Opinion
HONG KONG — Pour les observateurs chinois qui espèrent à la fois que la compréhension et la tolérance mutuelles entre Pékin et ses homologues occidentales s'élargiront et s'approfondiront , alors que la première fête internationale de la Chine — les Jeux Olympiques d'Été — approche, les émeutes au Tibet se sont avérées être une déception qui donne à réfléchir. Et pour tous les espoirs que les Jeux Olympiques de Pékin ne soient pas politisés : c'est trop tard, ils l'ont déjà été.
Une fois encore, les dirigeants chinois et occidentaux nous ont montré que lorsque les choses deviennent vraiment difficiles en Chine — caractérisées par les émeutes d'inspiration séparatiste, visant non seulement le gouvernement central mais aussi les Chinois Han innocents qui vivent maintenant au Tibet, ainsi que dans les provinces voisines —, les deux camps, de façon déprimante, retrouvent la forme.
Le gouvernement chinois, dans un langage digne de la Révolution Culturelle, s'en est pris aux médias occidentaux, au Dalaï-Lama et à tous ceux qui ont pris part aux protestations, tandis que les puissances occidentales, menées par la Présidente de la Chambre des Représentants des Etats-Unis, Nancy Pelosi, se sont servis de la violence au Tibet comme nouvelle excuse pour diaboliser les dirigeants chinois.
La direction qui sera prise est cruciale pour les deux camps et il est clair que la Chine a un projet : contrôler le Tibet et accueillir le monde pour les Jeux dans une Chine pacifique, calme et, oui, plus ouverte. "Fichez-nous la paix !" crie au monde ce pays en pleine ascension mais en difficultés. "Laissez-nous trouver nous-mêmes notre propre voie !" plaide cette nation de 1,3 milliards d'habitants.[1] Mais y a-t-il quelqu'un à l'Ouest qui écoute ?
Les protestataires inspirés par l'Occident, sans parler de la politique américaine en année électorale — la plupart des Américains ne connaissent rien à la Chine —, pourraient très bien faire dérailler le projet chinois. Espérons que non ! La Chine a gagné — et cela devrait lui être accordé — son début international aux Jeux Olympiques, qui peuvent non seulement servir de spectacle grandiose pour le monde sportif, mais aussi d'éducation pour ceux qui ignorent les défis semblant insurmontables auxquels la Chine est confrontée en tant que nation encore en développement avec une population immense. En attendant, les dirigeants chinois ont toutefois vraiment besoin d'abandonner le langage ectoplasmique de Mao Tsé-Toung et, en vérité, séduire l'Occident.

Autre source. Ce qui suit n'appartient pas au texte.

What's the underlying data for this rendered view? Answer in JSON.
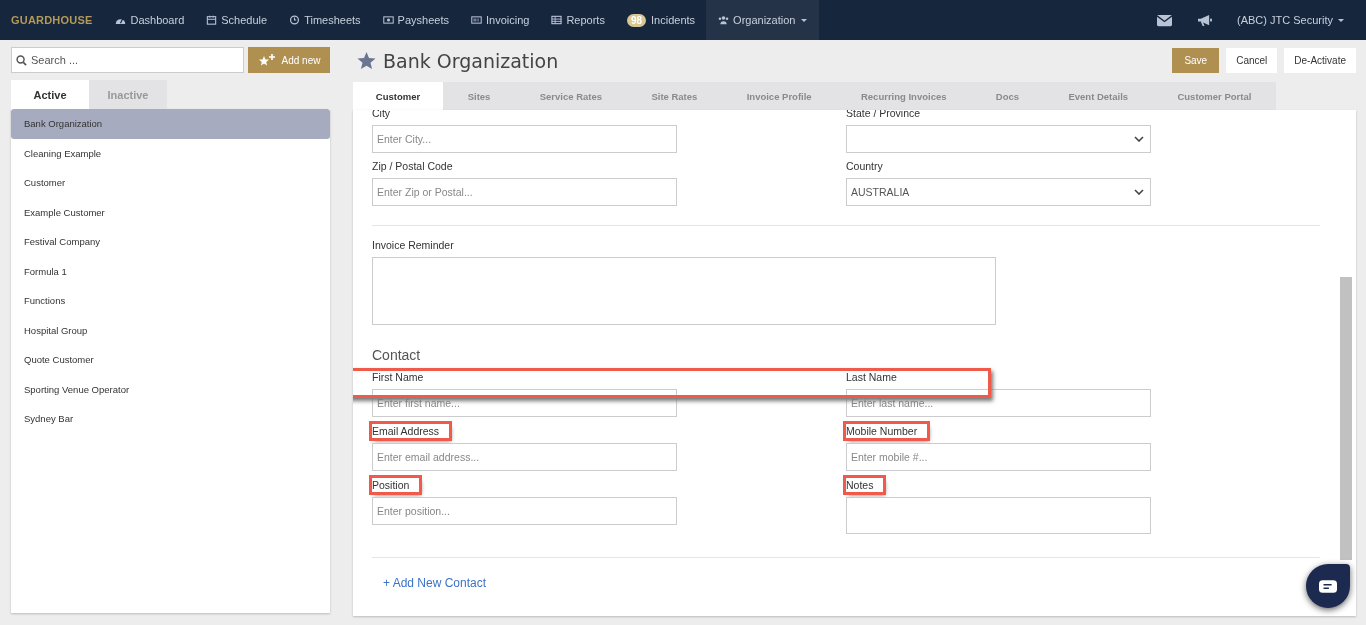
{
  "nav": {
    "brand": "GUARDHOUSE",
    "items": [
      {
        "label": "Dashboard",
        "selected": false
      },
      {
        "label": "Schedule",
        "selected": false
      },
      {
        "label": "Timesheets",
        "selected": false
      },
      {
        "label": "Paysheets",
        "selected": false
      },
      {
        "label": "Invoicing",
        "selected": false
      },
      {
        "label": "Reports",
        "selected": false
      },
      {
        "label": "Incidents",
        "badge": "98",
        "selected": false
      },
      {
        "label": "Organization",
        "selected": true
      }
    ],
    "user": "(ABC) JTC Security"
  },
  "sidebar": {
    "search": {
      "placeholder": "Search ..."
    },
    "add_button": "Add new",
    "tabs": [
      {
        "label": "Active",
        "selected": true
      },
      {
        "label": "Inactive",
        "selected": false
      }
    ],
    "items": [
      {
        "label": "Bank Organization",
        "selected": true
      },
      {
        "label": "Cleaning Example",
        "selected": false
      },
      {
        "label": "Customer",
        "selected": false
      },
      {
        "label": "Example Customer",
        "selected": false
      },
      {
        "label": "Festival Company",
        "selected": false
      },
      {
        "label": "Formula 1",
        "selected": false
      },
      {
        "label": "Functions",
        "selected": false
      },
      {
        "label": "Hospital Group",
        "selected": false
      },
      {
        "label": "Quote Customer",
        "selected": false
      },
      {
        "label": "Sporting Venue Operator",
        "selected": false
      },
      {
        "label": "Sydney Bar",
        "selected": false
      }
    ]
  },
  "page": {
    "title": "Bank Organization",
    "buttons": [
      {
        "label": "Save",
        "kind": "primary"
      },
      {
        "label": "Cancel",
        "kind": "default"
      },
      {
        "label": "De-Activate",
        "kind": "default"
      }
    ],
    "tabs": [
      {
        "label": "Customer",
        "selected": true
      },
      {
        "label": "Sites",
        "selected": false
      },
      {
        "label": "Service Rates",
        "selected": false
      },
      {
        "label": "Site Rates",
        "selected": false
      },
      {
        "label": "Invoice Profile",
        "selected": false
      },
      {
        "label": "Recurring Invoices",
        "selected": false
      },
      {
        "label": "Docs",
        "selected": false
      },
      {
        "label": "Event Details",
        "selected": false
      },
      {
        "label": "Customer Portal",
        "selected": false
      }
    ],
    "address_rows": [
      [
        {
          "label": "City",
          "kind": "text",
          "placeholder": "Enter City..."
        },
        {
          "label": "State / Province",
          "kind": "select"
        }
      ],
      [
        {
          "label": "Zip / Postal Code",
          "kind": "text",
          "placeholder": "Enter Zip or Postal..."
        },
        {
          "label": "Country",
          "kind": "select",
          "value": "AUSTRALIA"
        }
      ]
    ],
    "invoice_reminder": {
      "label": "Invoice Reminder"
    },
    "contact": {
      "heading": "Contact",
      "rows": [
        {
          "highlighted": true,
          "fields": [
            {
              "label": "First Name",
              "kind": "text",
              "placeholder": "Enter first name...",
              "highlighted": false
            },
            {
              "label": "Last Name",
              "kind": "text",
              "placeholder": "Enter last name...",
              "highlighted": false
            }
          ]
        },
        {
          "highlighted": false,
          "fields": [
            {
              "label": "Email Address",
              "kind": "text",
              "placeholder": "Enter email address...",
              "highlighted": true
            },
            {
              "label": "Mobile Number",
              "kind": "text",
              "placeholder": "Enter mobile #...",
              "highlighted": true
            }
          ]
        },
        {
          "highlighted": false,
          "fields": [
            {
              "label": "Position",
              "kind": "text",
              "placeholder": "Enter position...",
              "highlighted": true
            },
            {
              "label": "Notes",
              "kind": "textarea",
              "highlighted": true
            }
          ]
        }
      ],
      "add_link": "+ Add New Contact"
    }
  }
}
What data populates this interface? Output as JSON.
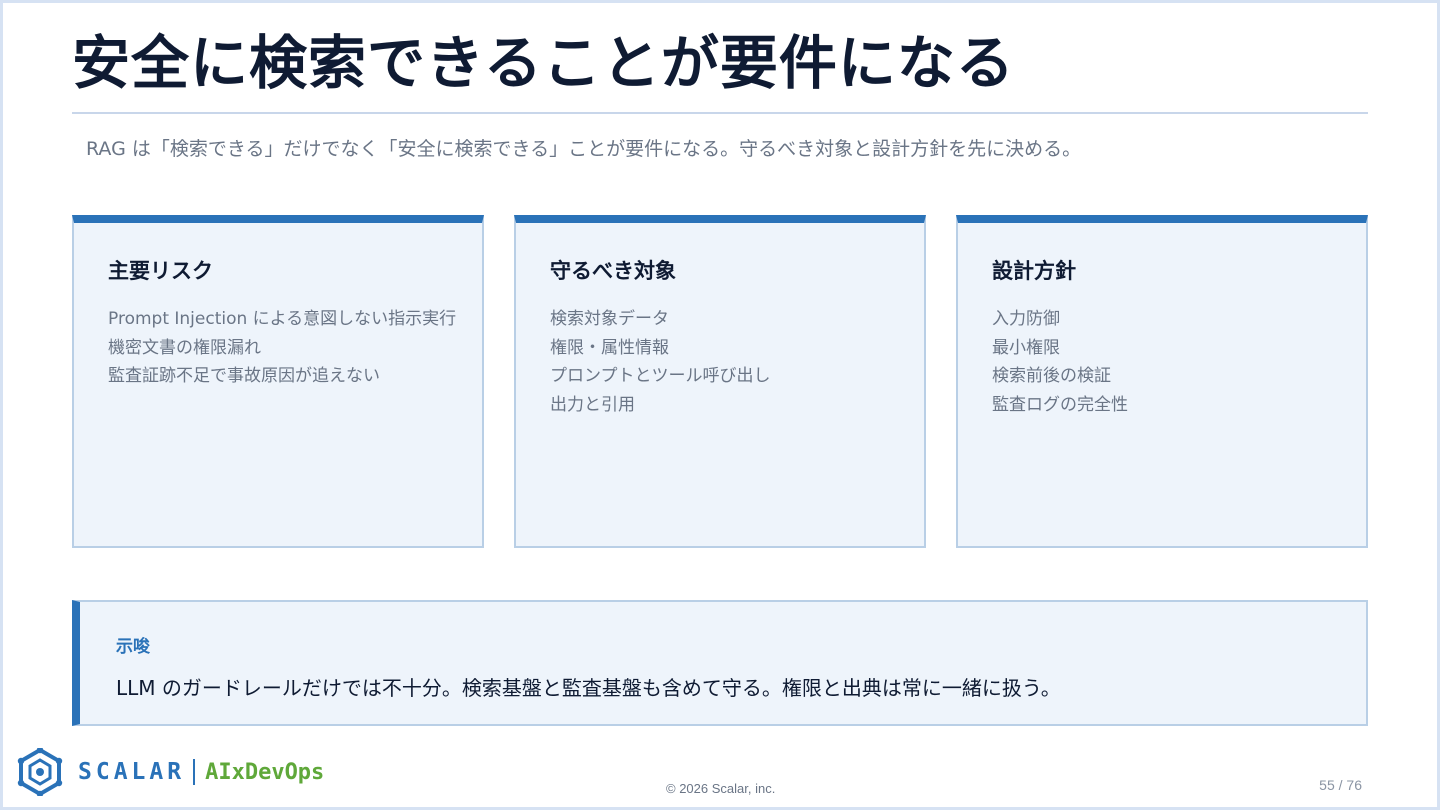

Selon certaines sources, les troubles au Tibet ont commencé le 10 mars, jour de l'anniversaire du soulèvement tibétain raté de 1959 contre la domination chinoise, par une manifestation sur le lieu de pèlerinage le plus sacré du Tibet, le Temple de Jokhang à Lhassa, la capitale. Après que des émeutes se sont déclenchées dans la capitale tibétaine le 14 mars, le gouverneur du Tibet nommé par la Chine, Champa Phuntsok, a clairement pris parti pour Pékin, en dénonçant les protestataires comme étant un "petit groupe de séparatistes et de criminels" et en menaçant de peines sévères ceux qui ne seront pas livrés après la date-limite fixée la semaine dernière.
"Aucun pays ne permettrait à ces délinquants ou à ces criminels d'échapper au bras de la justice et la Chine n'est pas une exception", a déclaré Champa Phuntsok, d'origine ethnique tibétaine.
Le porte-parole du ministère des affaires étrangères, Liu Jianchao, est allé plus loin, caractérisant les protestations comme étant des "atrocités commises par les forces indépendantistes tibétaines", révélant "l'hypocrisie et le mensonge de [leur] propagande de paix et de non-violence".
Les émeutes au TibetAu cas où quelqu'un se demanderait à qui Liu faisait référence, le Premier ministre Wen Jiabao l'a clarifié dans une remarque de son cru. "Il y a un fait incontestable et aussi quantité de preuves montrant que cet incident a été organisé, prémédité, échafaudé et incité par la clique du Dalaï-Lama", a déclaré le Premier ministre, le 18 mars, dans une conférence de presse télévisée.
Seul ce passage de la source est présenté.